Woman Without A Face

I saw a woman,

who lost her face,

to ravages of cancer,

her eyes met,

the bridge of her nose,


I saw a woman,

living with pain,

she inspired strength

with sadness,

my problems vanished,


I saw a woman,

who closed her heart

to pity,

lived with her fate,

she smelt of decay,


I saw a woman,

who clung to life

as she walked on Earth,

many end their life.



19 thoughts on “Woman Without A Face” by khadijahmuhammad (@khadijahmuhammad)

  1. Okay..that is the message in the poem..To hold on to life and live happily despite what ills it throws..

    However in the last stanza, You switched tenses and skipped a word.
    “I saw a woman,

    who cling(clung) to life

    as she walked on Earth,

    (while)many end (ended) their life…

    Well done khadijah….$ß

  2. Quitting has ceased to be an option, what more could possible be worse than the present fate?
    Unquestionable resilience!

  3. The poem didn’t play fair… sentiments (cancer) aside, it isn’t a good poem. My Opinion.

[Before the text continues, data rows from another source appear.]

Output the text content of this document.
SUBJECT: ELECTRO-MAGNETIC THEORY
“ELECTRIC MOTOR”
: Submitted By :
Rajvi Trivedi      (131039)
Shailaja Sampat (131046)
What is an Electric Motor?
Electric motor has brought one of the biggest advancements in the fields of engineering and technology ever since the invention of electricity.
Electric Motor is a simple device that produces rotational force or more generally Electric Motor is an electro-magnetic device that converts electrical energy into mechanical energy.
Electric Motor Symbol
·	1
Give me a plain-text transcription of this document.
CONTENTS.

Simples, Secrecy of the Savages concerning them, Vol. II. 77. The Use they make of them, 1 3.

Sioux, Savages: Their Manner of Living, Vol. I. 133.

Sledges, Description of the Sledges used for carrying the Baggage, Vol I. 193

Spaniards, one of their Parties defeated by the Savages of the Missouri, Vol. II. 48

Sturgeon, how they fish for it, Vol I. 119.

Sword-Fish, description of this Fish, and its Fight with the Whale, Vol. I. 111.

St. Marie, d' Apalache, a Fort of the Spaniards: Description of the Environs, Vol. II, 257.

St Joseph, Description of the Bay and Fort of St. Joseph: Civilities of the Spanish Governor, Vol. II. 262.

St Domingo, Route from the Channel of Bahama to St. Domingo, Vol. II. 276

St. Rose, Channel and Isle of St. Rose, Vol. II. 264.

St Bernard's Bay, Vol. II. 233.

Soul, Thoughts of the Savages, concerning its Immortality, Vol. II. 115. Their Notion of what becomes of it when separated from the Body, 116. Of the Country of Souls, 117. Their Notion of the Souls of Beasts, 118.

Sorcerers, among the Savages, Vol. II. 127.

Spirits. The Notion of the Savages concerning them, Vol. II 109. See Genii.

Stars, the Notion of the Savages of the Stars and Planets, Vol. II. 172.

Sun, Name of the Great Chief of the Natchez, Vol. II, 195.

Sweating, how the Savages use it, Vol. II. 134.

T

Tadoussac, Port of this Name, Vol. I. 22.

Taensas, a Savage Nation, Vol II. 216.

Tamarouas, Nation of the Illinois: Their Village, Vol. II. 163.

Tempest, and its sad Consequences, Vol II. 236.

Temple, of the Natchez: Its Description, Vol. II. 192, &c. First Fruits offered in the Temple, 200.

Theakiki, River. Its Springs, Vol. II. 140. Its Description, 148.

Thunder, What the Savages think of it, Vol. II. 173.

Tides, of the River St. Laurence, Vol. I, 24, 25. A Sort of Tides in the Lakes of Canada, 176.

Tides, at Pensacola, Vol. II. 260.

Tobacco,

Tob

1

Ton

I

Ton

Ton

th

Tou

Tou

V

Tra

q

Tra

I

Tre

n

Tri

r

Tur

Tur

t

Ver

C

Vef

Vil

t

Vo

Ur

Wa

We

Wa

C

  4. khadijahmuhammad (@khadijahmuhammad)

    @bublinna thanks I will try and edit it.@jamesndu Why ,anyway the poem is real I saw the woman and cancer had eaten up her face for real.It had nothing to do with sentiments .

    1. Maybe if you gave it a ‘narrative-poetry’ format, just maybe… i could be wrong sha, but think about it. Cheers.

  5. Amor (@iykewifey)

    It could have been better
    if retructure properly considering how painful and devastating terminal illness can be! my opinion!

    good one~

  6. Its too bare,atleast to me.the poem has got potential if u work @ it.

  7. It is actually an awesome poem, with a powerful message.
    Just edit without adding or subtracting.

  8. Hastily done,sad theme.

  9. Good theme but shallow presentation. This style of narration would have been more acceptable if the poem were longer. A poet must not allow the present emotion suffer the maturity and style of the poem being written. After all your reader was not inspired by the source of the emotion; as such your poem must be crafted in a way that elicits from the reader, a depth of emotion that mirrors that which you felt before writing the poem.

    My twenty kobos.

  10. This is simple and beautiful!

    You succeeded in capturing the essence of LIFE.

    Life throws us many curved balls, but it takes courage to live life to the full despite hindrances and encumbrances. Just like is says…what shall separate us from the love of God? Tribulation, temptation, ill-health, adversity etc.

    Other than typos, this is a beautifully crafted piece. Kudos.

  11. The poem is ok for me. I was drawn into the travails of a woman fighting cancer. I like.

  12. While I understand the reason behind the poem, I am also of the opinion that it lacks depth.

    You confuse the point of the poem when you compare her to yourself, and say your problems disappeared or say “she inspired strength with sadness”. Do you mean inspired strength in you? Is she the sad one, or yourself?

    There is in fact a line that is outrightly disrespectful of someone suffering cancer, like the smell of decay?

    Also, the phrase “closed her heart”, has a negative connotation and is more often used to show stubbornness or hatred. You can say instead, … she refused pity…


  14. Over here, I have seen disabled people who live normal lives… For 9ja, na business be dat.
    Good poem.

  15. I feel her plight.

  16. Eeya! Life could be cruel. I dont know why God created cancer, it is some serious shit.

  17. to me message is unclear but i believe with a little polish it could shine.